Tanus : l’ancien prieuré et le pont de Las Planques
Accueillis par Max Assié, une marche s’avère nécessaire jusqu’au bâtiment. Nous parcourons ensemble le site et l’observons sous des angles différents. Reprendre les propos tenus par Max n’aurait guère de sens tant il est précis et riche d’anecdotes dans son ouvrage (1).
Le lire semble la solution encore la plus simple pour se donner une idée de ce joyau de notre patrimoine. Bien évidemment, l’ouvrage ne se passe pas de commentaires, et particulièrement la période de l’origine du bâtiment. C’est la plus compliquée. Période sur laquelle nous allons nous arrêter.
Oui ou non un castelas?
L’histoire est connue. On sait(2) que Didon d’Andouque, possesseur des lieux avec ses cousins(3) reçoit la visite d’un clerc albigeois dit « Déodat » en 1062. Celui-ci lui achète l’église et les terres attenantes pour les remettre peu après à l’une des premières abbaye bénédictine de la région. Nous voulons parler de Sainte-Foy de Conques. Ce n’est pas franchement une donation mais une vente dont les historiens locaux soupçonnent des clauses qui ne nous sont pas parvenues(4).

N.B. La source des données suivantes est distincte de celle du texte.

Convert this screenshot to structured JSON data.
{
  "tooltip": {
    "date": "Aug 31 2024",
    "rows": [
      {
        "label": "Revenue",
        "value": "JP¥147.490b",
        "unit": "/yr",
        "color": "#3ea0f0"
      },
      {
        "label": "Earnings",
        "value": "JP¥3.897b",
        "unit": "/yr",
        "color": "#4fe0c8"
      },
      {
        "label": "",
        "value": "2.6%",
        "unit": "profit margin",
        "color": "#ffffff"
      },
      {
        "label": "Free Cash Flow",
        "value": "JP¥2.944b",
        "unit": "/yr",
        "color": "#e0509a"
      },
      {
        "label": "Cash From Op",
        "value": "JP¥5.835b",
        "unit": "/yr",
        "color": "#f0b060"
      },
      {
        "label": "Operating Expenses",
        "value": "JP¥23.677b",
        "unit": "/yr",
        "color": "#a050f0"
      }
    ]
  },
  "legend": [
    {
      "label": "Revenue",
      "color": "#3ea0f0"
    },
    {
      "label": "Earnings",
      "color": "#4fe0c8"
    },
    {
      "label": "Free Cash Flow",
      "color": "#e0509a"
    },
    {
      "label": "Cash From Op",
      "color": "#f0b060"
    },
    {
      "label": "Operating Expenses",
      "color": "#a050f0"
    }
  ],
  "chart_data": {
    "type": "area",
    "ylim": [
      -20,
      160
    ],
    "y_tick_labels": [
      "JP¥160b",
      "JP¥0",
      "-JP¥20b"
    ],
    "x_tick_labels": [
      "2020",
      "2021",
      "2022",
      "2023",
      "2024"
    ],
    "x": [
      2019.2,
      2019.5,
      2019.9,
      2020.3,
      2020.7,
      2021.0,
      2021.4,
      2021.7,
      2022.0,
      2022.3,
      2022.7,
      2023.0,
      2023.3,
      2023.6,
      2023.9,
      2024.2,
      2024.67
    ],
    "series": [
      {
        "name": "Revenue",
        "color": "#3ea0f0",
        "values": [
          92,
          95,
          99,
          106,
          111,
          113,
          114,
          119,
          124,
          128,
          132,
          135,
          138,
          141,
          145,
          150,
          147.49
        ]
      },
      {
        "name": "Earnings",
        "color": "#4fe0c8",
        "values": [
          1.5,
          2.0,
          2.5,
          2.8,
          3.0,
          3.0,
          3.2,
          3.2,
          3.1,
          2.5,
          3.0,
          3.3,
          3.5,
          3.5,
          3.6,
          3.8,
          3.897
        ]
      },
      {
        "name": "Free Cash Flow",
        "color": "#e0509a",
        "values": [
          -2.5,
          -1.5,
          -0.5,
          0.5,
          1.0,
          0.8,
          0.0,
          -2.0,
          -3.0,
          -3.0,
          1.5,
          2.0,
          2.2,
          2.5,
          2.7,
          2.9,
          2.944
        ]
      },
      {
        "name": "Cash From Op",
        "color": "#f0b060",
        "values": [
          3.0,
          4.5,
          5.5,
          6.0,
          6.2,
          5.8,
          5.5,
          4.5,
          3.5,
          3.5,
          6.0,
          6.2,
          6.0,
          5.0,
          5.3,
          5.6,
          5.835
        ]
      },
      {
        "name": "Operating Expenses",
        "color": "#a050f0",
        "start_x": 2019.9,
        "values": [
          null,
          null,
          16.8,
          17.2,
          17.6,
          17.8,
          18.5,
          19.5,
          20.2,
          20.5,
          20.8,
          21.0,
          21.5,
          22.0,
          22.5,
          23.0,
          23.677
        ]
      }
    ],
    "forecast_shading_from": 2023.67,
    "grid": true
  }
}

Ce type de cession est courant au XIe siècle. Il participe d’un même grand mouvement. Celui de la mise en place en Rouergue et en Albigeois de réseaux de « sauvetés » et de « prieurés » au service de grandes abbayes que sont Conques ou Saint-Victor à Marseille (5). Pour ne parler que des plus importantes avant l’ascension des ordres chevaliers.
Abbayes en concurrence d’ailleurs pour un guet, pour un pont, pour une route, un carrefour. Durant le siècle des dizaines de chantier sont ouverts pour créer de nouveaux bâtiments de culte. On assiste à une véritable colonisation religieuse des espaces encore sauvages. Après avoir été un enjeu de guerre entre les seigneurs, ils le sont entre les religieux.
Est-ce que le prieuré fut le premier pôle d’attraction ? A-t-il été construit à partir de rien ? Pas sûr. Les moines auraient-ils « hérité » d’une chapelle accolée à un castelas possession des Andouque ? C’est la proposition de Louis Malet (6).
À l’appui de la thèse quelques traces archéologiques comme un fossé sec au bas de l’escalier, des aménagements creusés dans la roche mais surtout un site tout ce qu’il y a d’ idéal au-dessus d’un gué pour contrôler, rançonner, surveiller, dominer.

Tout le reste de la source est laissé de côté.